Tomorrow’s council meeting will be dominated by a discussion “fiscal direction.” This is a complicated collection of different policies and political priorities, and I can’t do it justice without hearing the discussion first. So I’ll report back on that Wednesday. Other items of interest:
Free wifi downtown
Ten years too late, the city is looking to provide public wifi downtown.
Staff is suggesting that the cost of free (to users) wifi can be part of the $50 million council has agreed to spend on capital projects downtown. That’s all well and good, but rather than just spending the money to establish a free service, staff wants to nickel and dime the cost down by contracting it out, and whoever wins the tender will make a bunch of money on it by, yep, making the user experience intolerable:
The service provider will have the opportunity to generate revenue to support the service and reduce municipal expenditure. This is commonly done through on-line advertising, digital signage, brand marketing, and collection and sale of analytics, all subject to guidelines HRM will establish.
No thanks. I don’t need any more advertising or data tracking in my life.
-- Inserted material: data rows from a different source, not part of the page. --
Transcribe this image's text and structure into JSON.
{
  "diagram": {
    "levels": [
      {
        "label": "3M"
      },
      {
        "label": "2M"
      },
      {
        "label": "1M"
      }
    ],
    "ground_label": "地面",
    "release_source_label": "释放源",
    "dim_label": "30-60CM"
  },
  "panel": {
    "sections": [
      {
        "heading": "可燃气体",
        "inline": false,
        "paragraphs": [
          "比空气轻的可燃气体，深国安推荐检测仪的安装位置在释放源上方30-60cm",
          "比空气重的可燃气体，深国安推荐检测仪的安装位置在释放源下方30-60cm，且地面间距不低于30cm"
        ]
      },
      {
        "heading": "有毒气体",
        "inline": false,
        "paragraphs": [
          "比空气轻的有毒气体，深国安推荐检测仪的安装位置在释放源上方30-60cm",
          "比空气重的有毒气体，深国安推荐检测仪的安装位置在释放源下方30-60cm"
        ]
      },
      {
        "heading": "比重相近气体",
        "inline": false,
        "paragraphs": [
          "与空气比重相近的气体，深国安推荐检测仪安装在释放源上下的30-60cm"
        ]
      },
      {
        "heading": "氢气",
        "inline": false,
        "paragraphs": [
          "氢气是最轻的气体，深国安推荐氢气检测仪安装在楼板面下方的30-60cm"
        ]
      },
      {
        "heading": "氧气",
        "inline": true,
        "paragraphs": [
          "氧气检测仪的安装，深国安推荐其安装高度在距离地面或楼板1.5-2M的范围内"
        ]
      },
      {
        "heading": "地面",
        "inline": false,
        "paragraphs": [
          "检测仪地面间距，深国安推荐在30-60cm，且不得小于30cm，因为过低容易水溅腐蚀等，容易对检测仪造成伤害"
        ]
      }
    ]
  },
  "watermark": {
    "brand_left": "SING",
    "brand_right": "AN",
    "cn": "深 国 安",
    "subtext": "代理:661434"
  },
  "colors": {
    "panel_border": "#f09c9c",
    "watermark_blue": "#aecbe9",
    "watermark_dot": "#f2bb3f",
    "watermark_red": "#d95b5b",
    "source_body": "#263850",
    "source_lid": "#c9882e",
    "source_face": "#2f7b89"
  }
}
I’ll continue to use the free wifi provided by businesses (I’m writing this at Midpoint, and will follow up either at the Shoe or Stillwell), or pay for it myself via my personal hot spot.
Still more advertising

Not content with forcing advertising upon the citizenry without their consent at municipal facilities (see “eyeball tax,” at the bottom of this Morning File), using city arenas as billboards for usurious banks, or bombarding us with advertising via the proposed downtown wifi system, council is also considering approving advertising basically everywhere in the suburbs: signs in empty lots, ads wrapping around light posts in parking lots, and sandwich boards all over the place.
The film Minority Report envisioned a nightmare society in the near-future where people are targeted by advertising at every conceivable point in their lives. It got the spiders wrong—the spying machines will be drones, not land-based—and the precrime unit is still being assembled, but otherwise the film was dead-on.
Good job, Halifax, making the dystopia real.
Africville dog park replacement
It looks like the Africville dog park issue is heading towards resolution. As I reported in July, an initially contentious public meeting over the issue simmered down when nearly all present agreed that moving the dog park over to the Mainland Common was a sensible compromise that almost everyone liked. Staff has put together a report which will make that move happen, should council agree.
The new dog park will be in this area, south of the artificial sports fields and Westridge Ball Field:
The grassy section of the area can be ready for the end-of-year deadline council had set for a replacement park, but the forested area won’t be ready until spring, because a fence and other improvements will have to be constructed. Those costs will be included in the annual city budget, which council deals with in April.
Other issues
I don’t think there will be much discussion on these issues, but you never know.
The Transportation Standing Committee has been discussing changing the building codes to require accessible door levers and bathroom fixtures in new housing. This shouldn’t be controversial, but people get worked up about stuff, and so the committee is moving slowly, asking building industry reps to sit on a committee to look at the proposal.
Councillor Gloria McCluskey wants to rant about gas leaks.
Councillor Reg Rankin wants the city to pay attention to the mystery walls in Bayers Lake.
WiFi Advertising:
There is an alternative path not chosen by the deep thinkers at City Hall, to understand advertising as a form of pollution, as in the brilliant case of Sao Paulo, Brazil, where billboards are banned:
https://www.adbusters.org/magazine/73/Sao_Paulo_A_City_Without_Ads.html
I suspect that when the new library opens the Wi-Fi footprint will be pretty large and will cover quite a bit of the area around the library. You’ll need a library card to log in. The library has been expanding the range of Wi-Fi at branches over the last year or so.